PINEHURST, N.C. -- Stewart Cink had no way of knowing. How could he? He had finished his assignment in yesterday's fourth round of the 105th US Open by midafternoon, the leaders had just started out, so Cink wasn't talking from a knowledge of current events; he was talking from personal experience.
''He never gets flustered," said Cink, when asked about Retief Goosen, the man who took a three-shot lead into the final round. ''His composure is up there with the best of them and he won't let it go south."
Cink said it and we nodded our heads. In Goosen, we believed, too.
How silly we all look because Goosen authored one of the greatest collapses in US Open history. Three shots ahead to start, Goosen double bogeyed the par-4 second, then bogeyed the third, and never did he get the wheels back on. So bad was it that the previously unflappable South African not only didn't become the sixth man to win a third US Open or the seventh to successfully defend his title, he didn't even come close.
When he rolled a birdie try just wide right at the par-4 18th, Goosen had completed a nightmarish walk of nearly five hours, one that ended with a birdieless 81. He had gone from first to joint 11th.
What were those words Cink had uttered hours earlier? ''That's part of his game plan -- to not let the course get the better of him."
Cink was wrong. We were wrong. And it was left to Goosen to explain why it had all happened.
In his quiet, unassuming way, he tried.
''From the second hole onward, I got on the wrong side of the golf course and I got bitten," said Goosen.

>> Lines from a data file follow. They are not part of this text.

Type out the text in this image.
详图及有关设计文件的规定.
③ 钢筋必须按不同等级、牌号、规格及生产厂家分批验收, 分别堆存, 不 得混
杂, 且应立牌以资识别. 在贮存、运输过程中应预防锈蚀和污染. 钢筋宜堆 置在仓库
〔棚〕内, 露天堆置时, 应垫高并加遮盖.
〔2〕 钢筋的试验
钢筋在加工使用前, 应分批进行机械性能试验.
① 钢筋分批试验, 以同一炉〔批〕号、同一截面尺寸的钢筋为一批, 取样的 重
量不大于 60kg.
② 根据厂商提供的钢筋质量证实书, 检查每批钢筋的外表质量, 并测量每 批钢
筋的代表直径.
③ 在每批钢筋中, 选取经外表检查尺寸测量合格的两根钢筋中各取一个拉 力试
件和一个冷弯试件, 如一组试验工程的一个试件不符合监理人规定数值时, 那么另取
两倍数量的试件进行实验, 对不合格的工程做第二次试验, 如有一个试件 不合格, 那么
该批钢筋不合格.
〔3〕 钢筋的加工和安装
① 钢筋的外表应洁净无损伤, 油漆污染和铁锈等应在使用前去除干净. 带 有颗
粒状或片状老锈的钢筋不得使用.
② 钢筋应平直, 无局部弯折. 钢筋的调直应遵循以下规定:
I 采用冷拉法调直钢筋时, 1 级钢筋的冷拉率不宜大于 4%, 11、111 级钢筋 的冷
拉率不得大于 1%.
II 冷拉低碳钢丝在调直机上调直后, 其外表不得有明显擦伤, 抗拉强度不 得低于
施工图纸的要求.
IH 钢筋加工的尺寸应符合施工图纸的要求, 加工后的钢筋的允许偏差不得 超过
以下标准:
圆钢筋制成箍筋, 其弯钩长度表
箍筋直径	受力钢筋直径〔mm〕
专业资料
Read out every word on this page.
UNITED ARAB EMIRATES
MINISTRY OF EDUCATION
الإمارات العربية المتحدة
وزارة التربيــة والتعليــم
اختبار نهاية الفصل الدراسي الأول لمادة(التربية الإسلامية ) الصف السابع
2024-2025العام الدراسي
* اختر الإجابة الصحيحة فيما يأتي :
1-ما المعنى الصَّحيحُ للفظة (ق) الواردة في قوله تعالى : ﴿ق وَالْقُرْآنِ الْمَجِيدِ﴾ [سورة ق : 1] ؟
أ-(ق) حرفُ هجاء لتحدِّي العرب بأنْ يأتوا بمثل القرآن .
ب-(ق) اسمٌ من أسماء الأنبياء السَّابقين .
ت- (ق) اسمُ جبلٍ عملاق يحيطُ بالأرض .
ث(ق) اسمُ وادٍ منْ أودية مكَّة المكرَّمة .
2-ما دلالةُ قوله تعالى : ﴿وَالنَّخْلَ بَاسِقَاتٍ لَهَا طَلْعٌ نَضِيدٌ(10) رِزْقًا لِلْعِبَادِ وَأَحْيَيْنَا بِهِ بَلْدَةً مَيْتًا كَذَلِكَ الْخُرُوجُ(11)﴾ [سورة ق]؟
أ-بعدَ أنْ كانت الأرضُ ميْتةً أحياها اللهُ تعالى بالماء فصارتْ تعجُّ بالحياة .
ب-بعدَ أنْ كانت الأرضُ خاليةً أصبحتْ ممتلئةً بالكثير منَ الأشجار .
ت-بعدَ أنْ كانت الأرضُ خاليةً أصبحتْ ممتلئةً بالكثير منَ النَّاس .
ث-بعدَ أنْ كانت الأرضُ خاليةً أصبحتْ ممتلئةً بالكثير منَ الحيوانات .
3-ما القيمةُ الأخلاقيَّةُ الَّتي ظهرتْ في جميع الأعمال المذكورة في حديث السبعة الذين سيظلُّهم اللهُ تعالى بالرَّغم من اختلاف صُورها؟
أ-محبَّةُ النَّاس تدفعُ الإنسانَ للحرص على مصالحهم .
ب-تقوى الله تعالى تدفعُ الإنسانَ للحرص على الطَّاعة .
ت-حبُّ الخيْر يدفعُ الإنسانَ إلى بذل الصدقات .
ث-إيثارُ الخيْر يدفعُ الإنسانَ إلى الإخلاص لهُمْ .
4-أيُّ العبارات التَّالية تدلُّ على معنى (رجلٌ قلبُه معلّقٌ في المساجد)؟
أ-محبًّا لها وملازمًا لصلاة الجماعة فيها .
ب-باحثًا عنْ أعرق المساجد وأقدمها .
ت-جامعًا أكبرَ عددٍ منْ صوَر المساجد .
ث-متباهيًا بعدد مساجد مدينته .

By the time he walked to the third tee, Goosen had fallen to level par, tied with Michael Campbell, his three-stroke cushion evaporated, and what's more, his nerves looked rattled. For the first time all week, he didn't birdie the par-5 fourth, then he bogeyed the next two holes. He was headed south -- and in a hurry.
Having hit three greens in regulation going out, Goosen hit just four coming home. And this from a guy who three days earlier had opened the tournament by hitting 16 of 18 greens to shoot 68.
Again, reporters asked what had happened. Again, Goosen tried to answer how he had gone from three ahead to finishing eight behind, a staggering swing of 11 shots.
''It's been a bad day. Unfortunately, those things can happen," he said. He paused, fielded another question, and searched slowly for yet another answer as to how he had fallen so far behind as he headed to the homeward holes.
''It's frustrating that I didn't really have half a chance coming up the last few holes. But, basically, the last seven holes I was trying to finish the round and get on. There was nothing to play for."
This was the type of meltdown that had been predicted at the 2001 US Open at Southern Hills. On that blistering hot Father's Day, Cink was paired with Goosen in the final group and knew the South African needed to only two-putt from 12 feet to wrap up the title. So Cink rushed to get out of the way, making a sloppy double bogey, and quickly regretted it. That's because Goosen missed the birdie putt. Then he missed the 2-foot putt for par, too. Had Cink made bogey, he would have been in a three-way playoff with Goosen and Mark Brooks, only what Cink took out of that day was an admiration for Goosen.
''He never lost his composure," said Cink, who knows that everybody was expecting Goosen to crash and burn the next day in the playoff. Instead, Goosen beat Brooks by two strokes.
''A lot of guys would have [collapsed]," said Cink. ''He didn't."